Bonjour à tous !

Voici un petit OS sur Supernatural que j'ai pris beaucoup de plaisir à écrire. Je voulais le partager avec vous. J'espère que vous l'apprécierez...

Bien entendu, les personnages ne m'appartiennent pas, tout ça, tout ça...

Bonne lecture !


Dans l'antichambre de l'Enfer


Il tombait. L'air sifflait à ses oreilles alors qu'il était entraîné vers les profondeurs obscures et ténébreuses. Une force puissante et maléfique semblait l'enserrer de ses mains pâles et décharnées enfonçant ses ongles comme des griffes acérées dans sa chair.

A mesure qu'il progressait, ses vêtements lui collaient à la peau, trempés de sueur poisseuse et malodorante. Sa peau brûlait, il le voyait sur ses mains. De petites cloques apparaissaient déjà. Et même s'il ne ressentait pas vraiment la douleur, lui Castiel, ange incarné en la personne de Jimmy Novak, devait bien admettre que ce n'était pas une sensation agréable.
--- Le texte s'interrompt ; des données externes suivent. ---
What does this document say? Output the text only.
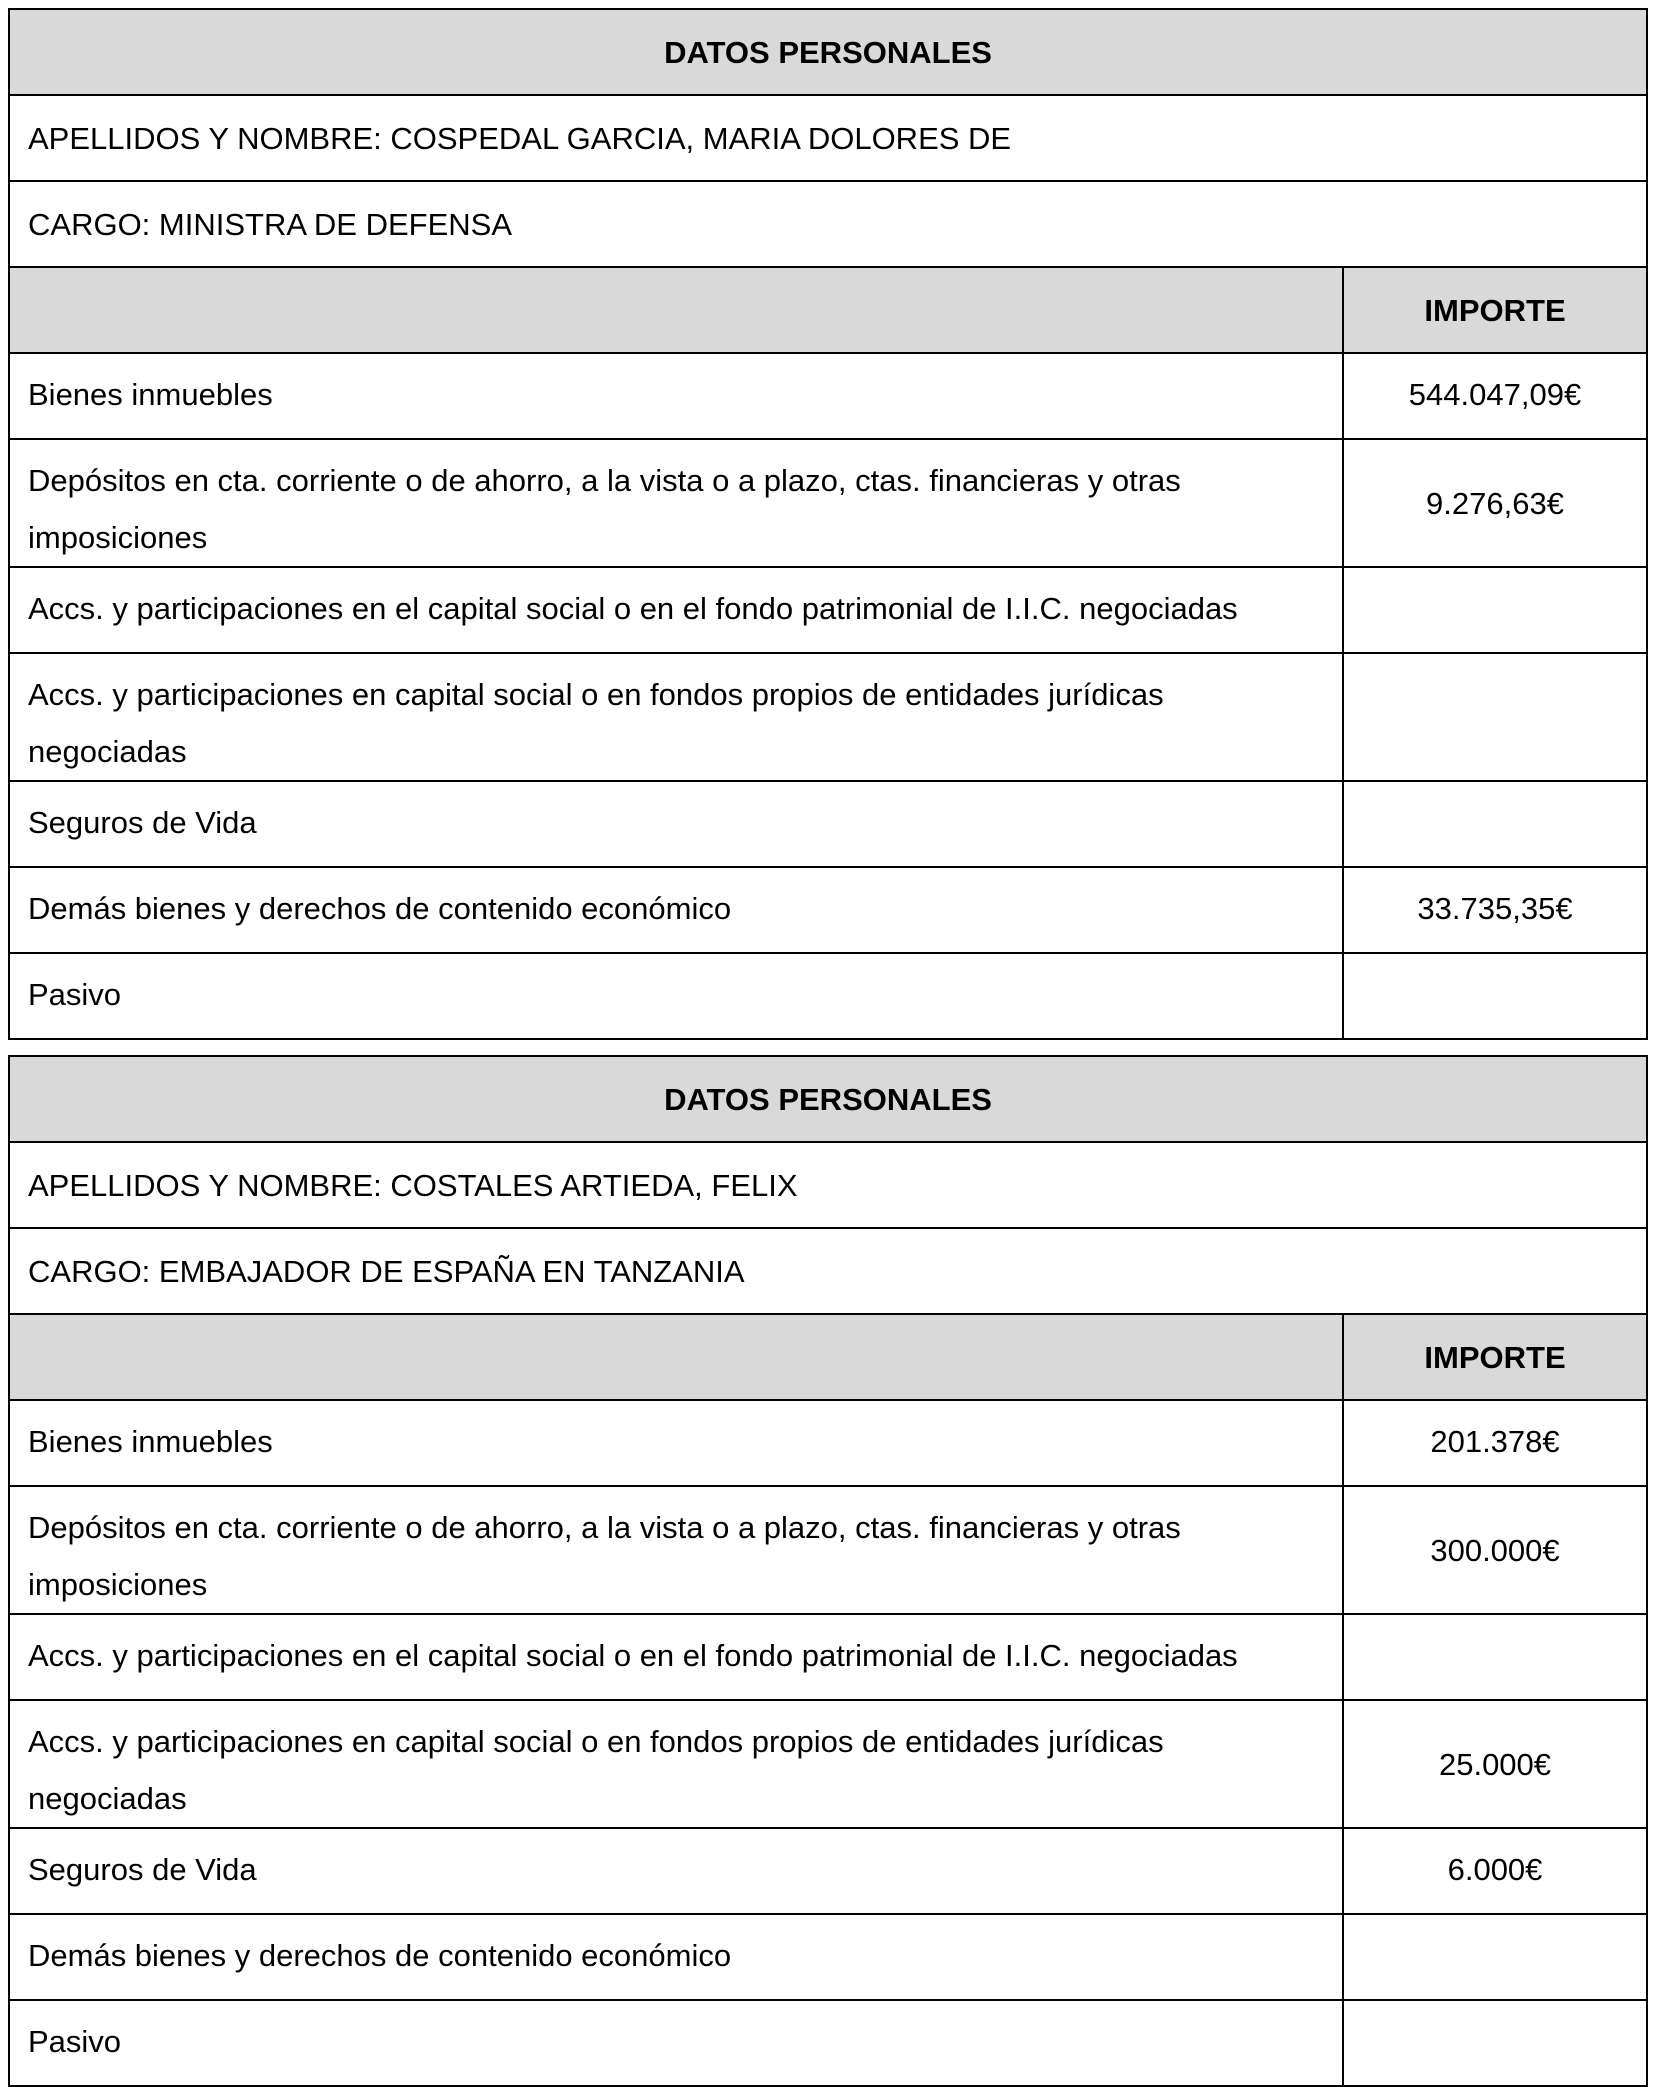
DATOS PERSONALES	
APELLIDOS Y NOMBRE: COSPEDAL GARCIA, MARIA DOLORES DE	
CARGO: MINISTRA DE DEFENSA	
	IMPORTE
Bienes inmuebles	544.047,09€
Depósitos en cta. corriente o de ahorro, a la vista o a plazo, ctas. financieras y otras imposiciones	9.276,63€
Accs. y participaciones en el capital social o en el fondo patrimonial de I.I.C. negociadas	
Accs. y participaciones en capital social o en fondos propios de entidades jurídicas negociadas	
Seguros de Vida	
Demás bienes y derechos de contenido económico	33.735,35€
Pasivo	
DATOS PERSONALES	
APELLIDOS Y NOMBRE: COSTALES ARTIEDA, FELIX	
CARGO: EMBAJADOR DE ESPAÑA EN TANZANIA	
	IMPORTE
Bienes inmuebles	201.378€
Depósitos en cta. corriente o de ahorro, a la vista o a plazo, ctas. financieras y otras imposiciones	300.000€
Accs. y participaciones en el capital social o en el fondo patrimonial de I.I.C. negociadas	
Accs. y participaciones en capital social o en fondos propios de entidades jurídicas negociadas	25.000€
Seguros de Vida	6.000€
Demás bienes y derechos de contenido económico	
Pasivo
Il jeta un regard bref derrière lui et fut rassuré quand il aperçut trois de ses frères, chutant eux aussi dans ce gouffre sans fond. Devant lui, d'autres anges avaient déjà passé les premiers cercles infernaux. Il voyait les flammèches de feu entourant leurs corps, le rougeoiement de leurs enveloppes charnelles, le feu infernal qui cherchait à en consumer la chair. Il avait même l'impression d'en sentir l'écœurante odeur.

Il traversa un désert aride, planté de milliers de croix. Tentant d'ignorer les cris de souffrance des suppliciés sur leur potence, il continua son inexorable descente vers, lui semblait-il, les entrailles de la terre. Partout, tout n'était que délabrement et vice. Des démons désincarnés copulaient entre eux avec une rage bestiale, crachant des obscénités et hurlant sous les coups de butoir.
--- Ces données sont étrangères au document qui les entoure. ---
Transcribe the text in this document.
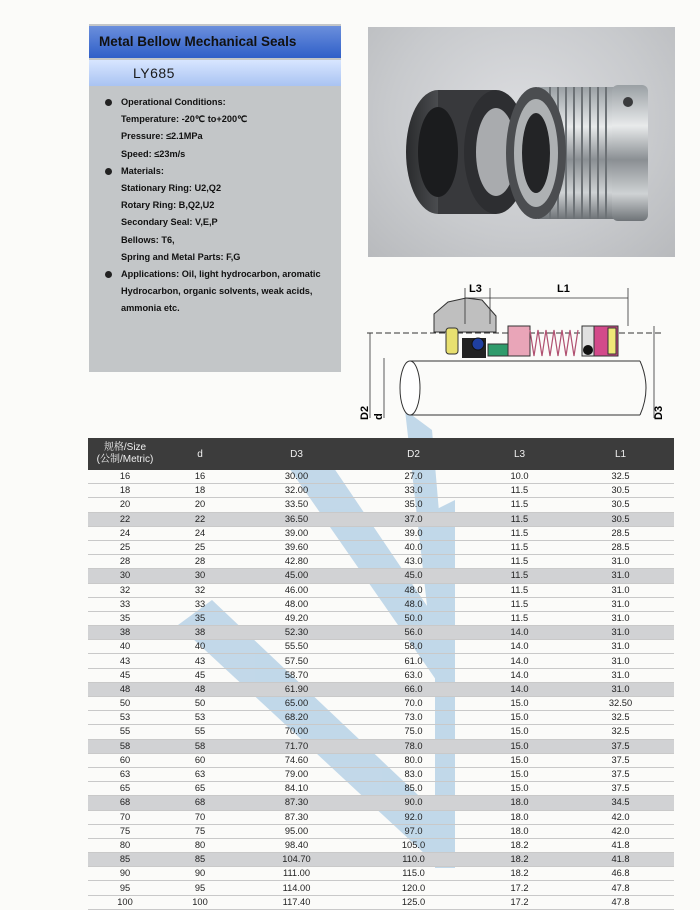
Metal Bellow Mechanical Seals
LY685
Operational Conditions:
Temperature: -20℃ to+200℃
Pressure: ≤2.1MPa
Speed: ≤23m/s
Materials:
Stationary Ring: U2,Q2
Rotary Ring: B,Q2,U2
Secondary Seal: V,E,P
Bellows: T6,
Spring and Metal Parts: F,G
Applications: Oil, light hydrocarbon, aromatic
Hydrocarbon, organic solvents, weak acids,
ammonia etc.
L3	L1
D2 d	D3
规格/Size
(公制/Metric)	d	D3	D2	L3	L1
16	16	30.00	27.0	10.0	32.5
18	18	32.00	33.0	11.5	30.5
20	20	33.50	35.0	11.5	30.5
22	22	36.50	37.0	11.5	30.5
24	24	39.00	39.0	11.5	28.5
25	25	39.60	40.0	11.5	28.5
28	28	42.80	43.0	11.5	31.0
30	30	45.00	45.0	11.5	31.0
32	32	46.00	48.0	11.5	31.0
33	33	48.00	48.0	11.5	31.0
35	35	49.20	50.0	11.5	31.0
38	38	52.30	56.0	14.0	31.0
40	40	55.50	58.0	14.0	31.0
43	43	57.50	61.0	14.0	31.0
45	45	58.70	63.0	14.0	31.0
48	48	61.90	66.0	14.0	31.0
50	50	65.00	70.0	15.0	32.50
53	53	68.20	73.0	15.0	32.5
55	55	70.00	75.0	15.0	32.5
58	58	71.70	78.0	15.0	37.5
60	60	74.60	80.0	15.0	37.5
63	63	79.00	83.0	15.0	37.5
65	65	84.10	85.0	15.0	37.5
68	68	87.30	90.0	18.0	34.5
70	70	87.30	92.0	18.0	42.0
75	75	95.00	97.0	18.0	42.0
80	80	98.40	105.0	18.2	41.8
85	85	104.70	110.0	18.2	41.8
90	90	111.00	115.0	18.2	46.8
95	95	114.00	120.0	17.2	47.8
100	100	117.40	125.0	17.2	47.8
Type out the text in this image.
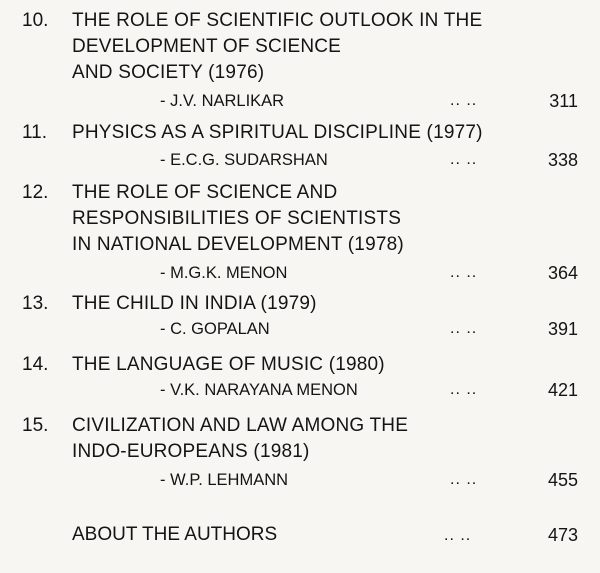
10. THE ROLE OF SCIENTIFIC OUTLOOK IN THE
DEVELOPMENT OF SCIENCE
AND SOCIETY (1976)
- J.V. NARLIKAR	.. ..	311
11. PHYSICS AS A SPIRITUAL DISCIPLINE (1977)
- E.C.G. SUDARSHAN	.. ..	338
12. THE ROLE OF SCIENCE AND
RESPONSIBILITIES OF SCIENTISTS
IN NATIONAL DEVELOPMENT (1978)
- M.G.K. MENON	.. ..	364
13. THE CHILD IN INDIA (1979)
- C. GOPALAN	.. ..	391
14. THE LANGUAGE OF MUSIC (1980)
- V.K. NARAYANA MENON	.. ..	421
15. CIVILIZATION AND LAW AMONG THE
INDO-EUROPEANS (1981)
- W.P. LEHMANN	.. ..	455
ABOUT THE AUTHORS	.. ..	473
Un souffle sulfureux et toxique entoura soudain Castiel et ses frères et une nuée de démons s'abattit sur eux. Castiel se battit avec toute la foi qu'il possédait au fond de lui. Son Père, le tout-puissant, l'avait chargé d'une mission, lui et ses frères. Une mission qui impliquait l'apocalypse s'ils échouaient. Alors il se démenait dans la fosse infernale. Mais chaque coup reçu, chaque main démoniaque posée sur sa grâce lui arrachait un frisson d'horreur mêlé d'une cuisante douleur.

Dans les brumes toxiques de souffre, les démons aux corps nus et écorchés lardaient les anges de leurs serres effilées comme des lames de rasoir, un sourire grimaçant sur leur visage aux yeux d'un noir terrifiant. Castiel en occis plus d'une dizaine, et bientôt, les derniers s'enfuirent et plongèrent dans un lac de feu, feulant d'une voix gutturale des incantations sataniques.
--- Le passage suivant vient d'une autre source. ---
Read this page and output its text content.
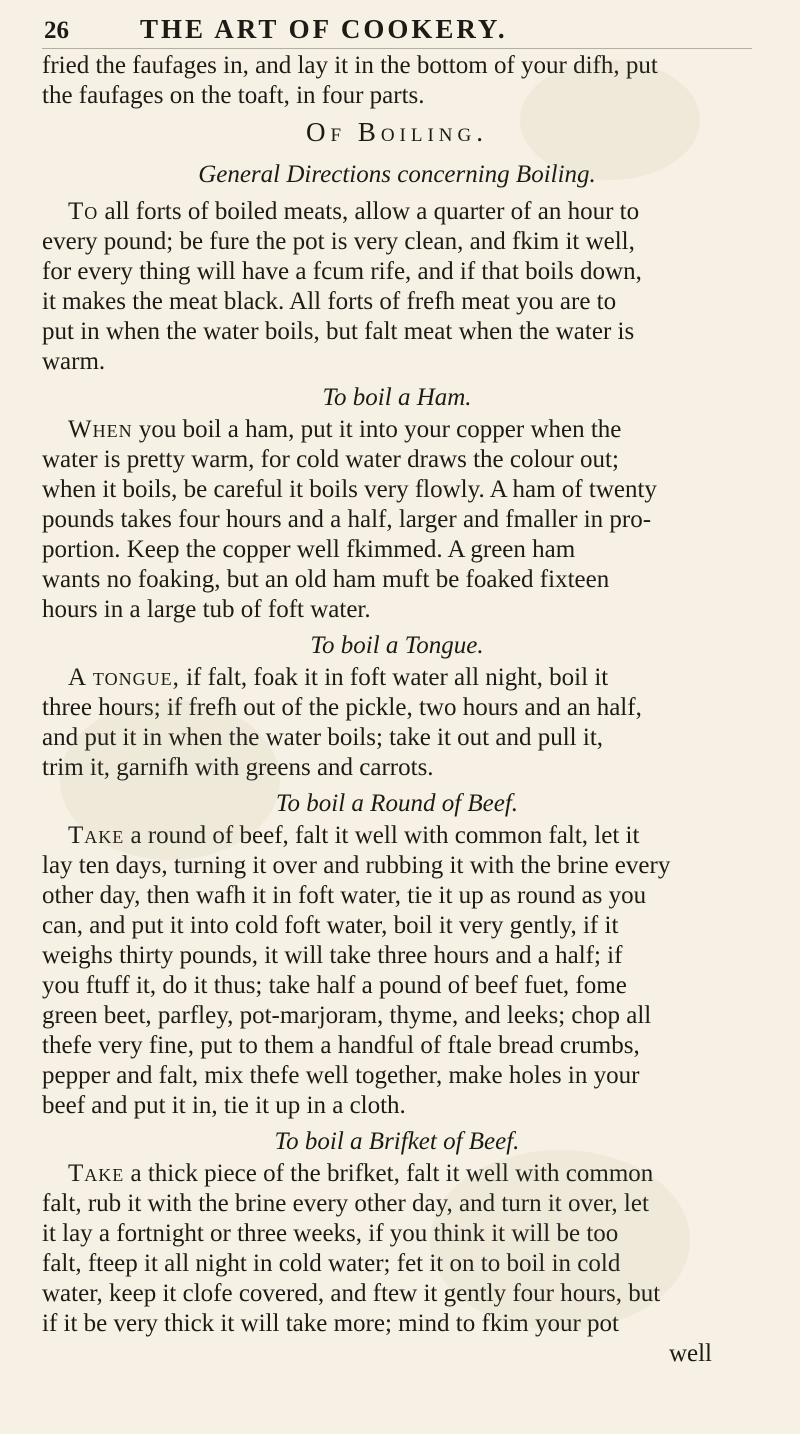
26	THE ART OF COOKERY.
fried the faufages in, and lay it in the bottom of your difh, put
the faufages on the toaft, in four parts.
Of Boiling.
General Directions concerning Boiling.
To all forts of boiled meats, allow a quarter of an hour to
every pound; be fure the pot is very clean, and fkim it well,
for every thing will have a fcum rife, and if that boils down,
it makes the meat black. All forts of frefh meat you are to
put in when the water boils, but falt meat when the water is
warm.
To boil a Ham.
When you boil a ham, put it into your copper when the
water is pretty warm, for cold water draws the colour out;
when it boils, be careful it boils very flowly. A ham of twenty
pounds takes four hours and a half, larger and fmaller in pro-
portion. Keep the copper well fkimmed. A green ham
wants no foaking, but an old ham muft be foaked fixteen
hours in a large tub of foft water.
To boil a Tongue.
A tongue, if falt, foak it in foft water all night, boil it
three hours; if frefh out of the pickle, two hours and an half,
and put it in when the water boils; take it out and pull it,
trim it, garnifh with greens and carrots.
To boil a Round of Beef.
Take a round of beef, falt it well with common falt, let it
lay ten days, turning it over and rubbing it with the brine every
other day, then wafh it in foft water, tie it up as round as you
can, and put it into cold foft water, boil it very gently, if it
weighs thirty pounds, it will take three hours and a half; if
you ftuff it, do it thus; take half a pound of beef fuet, fome
green beet, parfley, pot-marjoram, thyme, and leeks; chop all
thefe very fine, put to them a handful of ftale bread crumbs,
pepper and falt, mix thefe well together, make holes in your
beef and put it in, tie it up in a cloth.
To boil a Brifket of Beef.
Take a thick piece of the brifket, falt it well with common
falt, rub it with the brine every other day, and turn it over, let
it lay a fortnight or three weeks, if you think it will be too
falt, fteep it all night in cold water; fet it on to boil in cold
water, keep it clofe covered, and ftew it gently four hours, but
if it be very thick it will take more; mind to fkim your pot
well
Castiel regarda dans sa main écorchée, boursoufflée par les flammes de l'Enfer, son épée angélique maculée de sang épais et noirâtre. A ses pieds, trois de ses frères gisaient sans vie, leurs ailes noires, brûlées, recroquevillées derrière leurs omoplates. Sur leurs visages, un rictus affreux de douleur qui resterait à jamais imprimé dans l'esprit de Castiel.

Une main se posa sur son épaule. Deux de ses frères avaient survécu à l'attaque et le pressaient de continuer. Descendre plus bas, plus profondément dans l'antre du Diable. Accomplir leur mission et ramener cette âme.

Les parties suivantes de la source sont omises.